For getting early warnings and helping your employees debug what went wrong there are several good monitoring tools. They wont magically solve your problems but it will make it much easier for non-database experts to run a database server. For monitoring PostgreSQL I have used the excellent plugins that are shipped with munin.

http://munin-monitoring.org/

EDIT: munin does also ship monitoring plugins for MySQL but since I have never used them I cannot vouch for them. The general health monitoring (disk usage, CPU usage, SMART status, inode usage, ...) of the machines provided by munin is also probably more valuable than the database specific monitoring.

jaytaylor · on Aug 23, 2012

Maybe, and that is something we'll be exploring more in the future. The prohibitive element is that it isn't easy to find devs of that caliber, so it probably still would approximately even out (with the understanding that excellent devs aren't cheap).

josegonzalez · on Aug 23, 2012

Yeah, my comment only makes sense if you can actually find the devs to do the work ;)

carsongross · on Aug 23, 2012

When you say 'cache utilization' are you referring to the postgres working set/cache? How are you measuring that?

jaytaylor · on Aug 23, 2012

"Cache utilization" refers to the amount of space the database is using in memory compared to the amount of total cache available on the dedicated Heroku database instance (as seen on their pricing page).

We are measuring it by issuing a `hr pg:info -asendhug` command which includes a field called "Data Size".

e.g.:

=== HEROKU_POSTGRESQL_GOLD (DATABASE_URL) Plan: Ika Status: available Data Size: 2.00 GB Tables: 76 PG Version: 9.1.4 Fork/Follow: Available Created: 2012-08-16 04:09 UTC Followers: HEROKU_POSTGRESQL_TANGERINE Maintenance: not required

As for whether this is the "working set/cache", it is not clear where the "Data Size" number comes from. This is an interesting question, I'll ask Heroku for more information and report back.

jaytaylor · on Aug 24, 2012

Heroku has replied..

> Cache utilization talks about the working set size, yes.

>

> The database size typically means just the result of

> pg_database_size() on your database (you can use the

> current_database() function as a shortcut).
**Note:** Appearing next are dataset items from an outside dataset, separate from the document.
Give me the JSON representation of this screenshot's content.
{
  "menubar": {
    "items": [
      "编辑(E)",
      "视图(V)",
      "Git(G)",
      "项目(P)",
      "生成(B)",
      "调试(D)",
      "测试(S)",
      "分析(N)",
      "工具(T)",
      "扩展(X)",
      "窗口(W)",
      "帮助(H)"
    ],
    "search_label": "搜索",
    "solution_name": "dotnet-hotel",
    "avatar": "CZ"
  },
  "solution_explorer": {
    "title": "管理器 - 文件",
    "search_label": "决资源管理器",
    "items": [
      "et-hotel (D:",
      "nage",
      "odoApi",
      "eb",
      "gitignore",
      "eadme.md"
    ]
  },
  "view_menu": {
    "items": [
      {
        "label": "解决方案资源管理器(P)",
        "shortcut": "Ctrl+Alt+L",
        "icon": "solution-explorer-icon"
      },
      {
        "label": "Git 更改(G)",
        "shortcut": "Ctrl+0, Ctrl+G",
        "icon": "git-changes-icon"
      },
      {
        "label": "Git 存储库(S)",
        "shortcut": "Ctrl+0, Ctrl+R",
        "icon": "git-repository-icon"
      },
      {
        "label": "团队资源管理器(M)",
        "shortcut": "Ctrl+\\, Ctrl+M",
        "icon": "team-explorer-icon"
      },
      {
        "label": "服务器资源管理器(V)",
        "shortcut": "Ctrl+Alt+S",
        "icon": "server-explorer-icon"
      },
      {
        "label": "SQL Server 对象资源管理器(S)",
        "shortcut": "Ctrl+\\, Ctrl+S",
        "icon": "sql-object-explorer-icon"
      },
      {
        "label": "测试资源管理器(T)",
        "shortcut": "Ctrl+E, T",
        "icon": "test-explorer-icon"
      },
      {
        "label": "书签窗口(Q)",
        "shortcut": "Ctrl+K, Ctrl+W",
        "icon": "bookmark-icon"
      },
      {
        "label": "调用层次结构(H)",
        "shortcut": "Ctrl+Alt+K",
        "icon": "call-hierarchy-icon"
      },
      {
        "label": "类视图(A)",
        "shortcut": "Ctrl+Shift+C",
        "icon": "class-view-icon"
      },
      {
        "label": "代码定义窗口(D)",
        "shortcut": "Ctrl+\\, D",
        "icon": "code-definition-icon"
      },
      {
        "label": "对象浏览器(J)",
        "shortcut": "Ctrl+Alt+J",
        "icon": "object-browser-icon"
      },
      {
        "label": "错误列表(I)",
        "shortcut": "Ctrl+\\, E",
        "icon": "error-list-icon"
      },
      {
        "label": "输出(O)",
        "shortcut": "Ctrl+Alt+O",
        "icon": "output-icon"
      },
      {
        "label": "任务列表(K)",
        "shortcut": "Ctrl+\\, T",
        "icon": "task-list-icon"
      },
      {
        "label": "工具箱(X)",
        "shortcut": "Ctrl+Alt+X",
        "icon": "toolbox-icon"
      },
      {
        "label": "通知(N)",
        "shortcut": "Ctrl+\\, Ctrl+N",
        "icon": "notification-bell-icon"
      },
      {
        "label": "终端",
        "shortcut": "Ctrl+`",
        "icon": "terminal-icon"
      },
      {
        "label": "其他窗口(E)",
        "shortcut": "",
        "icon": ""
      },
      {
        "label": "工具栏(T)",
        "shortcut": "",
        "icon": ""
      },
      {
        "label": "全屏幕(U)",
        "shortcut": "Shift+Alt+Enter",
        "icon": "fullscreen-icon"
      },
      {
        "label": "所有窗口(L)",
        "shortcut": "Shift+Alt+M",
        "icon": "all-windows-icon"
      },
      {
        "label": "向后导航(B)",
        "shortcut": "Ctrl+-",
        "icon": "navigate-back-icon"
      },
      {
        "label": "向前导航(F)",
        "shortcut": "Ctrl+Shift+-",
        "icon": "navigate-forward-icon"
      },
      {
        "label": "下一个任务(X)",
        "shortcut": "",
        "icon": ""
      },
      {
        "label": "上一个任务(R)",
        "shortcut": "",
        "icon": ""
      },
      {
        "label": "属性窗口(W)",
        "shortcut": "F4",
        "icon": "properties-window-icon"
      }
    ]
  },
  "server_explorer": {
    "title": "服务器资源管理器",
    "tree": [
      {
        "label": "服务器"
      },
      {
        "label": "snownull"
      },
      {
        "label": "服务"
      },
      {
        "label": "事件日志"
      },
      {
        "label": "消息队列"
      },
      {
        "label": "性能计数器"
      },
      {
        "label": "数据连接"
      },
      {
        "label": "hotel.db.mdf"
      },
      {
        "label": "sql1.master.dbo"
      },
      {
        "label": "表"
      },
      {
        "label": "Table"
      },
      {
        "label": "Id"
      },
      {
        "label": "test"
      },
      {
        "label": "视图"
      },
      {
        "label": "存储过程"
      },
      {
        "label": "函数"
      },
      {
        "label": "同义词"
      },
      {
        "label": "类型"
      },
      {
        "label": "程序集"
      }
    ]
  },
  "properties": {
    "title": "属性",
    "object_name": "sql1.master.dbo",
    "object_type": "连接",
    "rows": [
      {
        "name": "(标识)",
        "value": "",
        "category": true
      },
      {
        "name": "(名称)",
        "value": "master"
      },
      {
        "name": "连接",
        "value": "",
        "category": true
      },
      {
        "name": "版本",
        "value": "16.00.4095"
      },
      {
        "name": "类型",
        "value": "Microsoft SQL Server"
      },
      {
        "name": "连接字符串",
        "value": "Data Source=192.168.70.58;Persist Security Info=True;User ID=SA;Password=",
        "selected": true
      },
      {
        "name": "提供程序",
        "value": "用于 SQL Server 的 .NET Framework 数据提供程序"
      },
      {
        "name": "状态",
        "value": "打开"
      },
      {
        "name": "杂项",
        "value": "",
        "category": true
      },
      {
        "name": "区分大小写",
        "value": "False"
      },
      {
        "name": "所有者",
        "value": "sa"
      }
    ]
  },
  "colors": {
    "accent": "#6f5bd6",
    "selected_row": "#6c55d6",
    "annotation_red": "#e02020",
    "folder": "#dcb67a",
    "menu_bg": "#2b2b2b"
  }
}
Note that this

> does include dead tuple bloat that is regularly cleaned

> up by Postgres autovacuum, so it's more of an estimate than

> a hard number.

carsongross · on Aug 24, 2012

Right, but that doesn't give you a good idea of how close your working set is to the max memory cache, unless your entire DB is active.

I'll ping them again and ask if they've found a good way to measure this. It seems like this is the most important number to look at when scaling a heroku/postgres project.

willlll · on Aug 23, 2012

I'm glad you were able to find a good solution.

indiecore · on Aug 23, 2012

Very cool. That's all I can really say, kudos for thinking on their feet, coming up with a clever solution and then sharing it.

ashrust · on Aug 23, 2012

We do try - and btw, we're hiring if you know any iOS engineers...

Let us know if you're in the unfortunate position of having to use it. We'd love to know if it works out for you.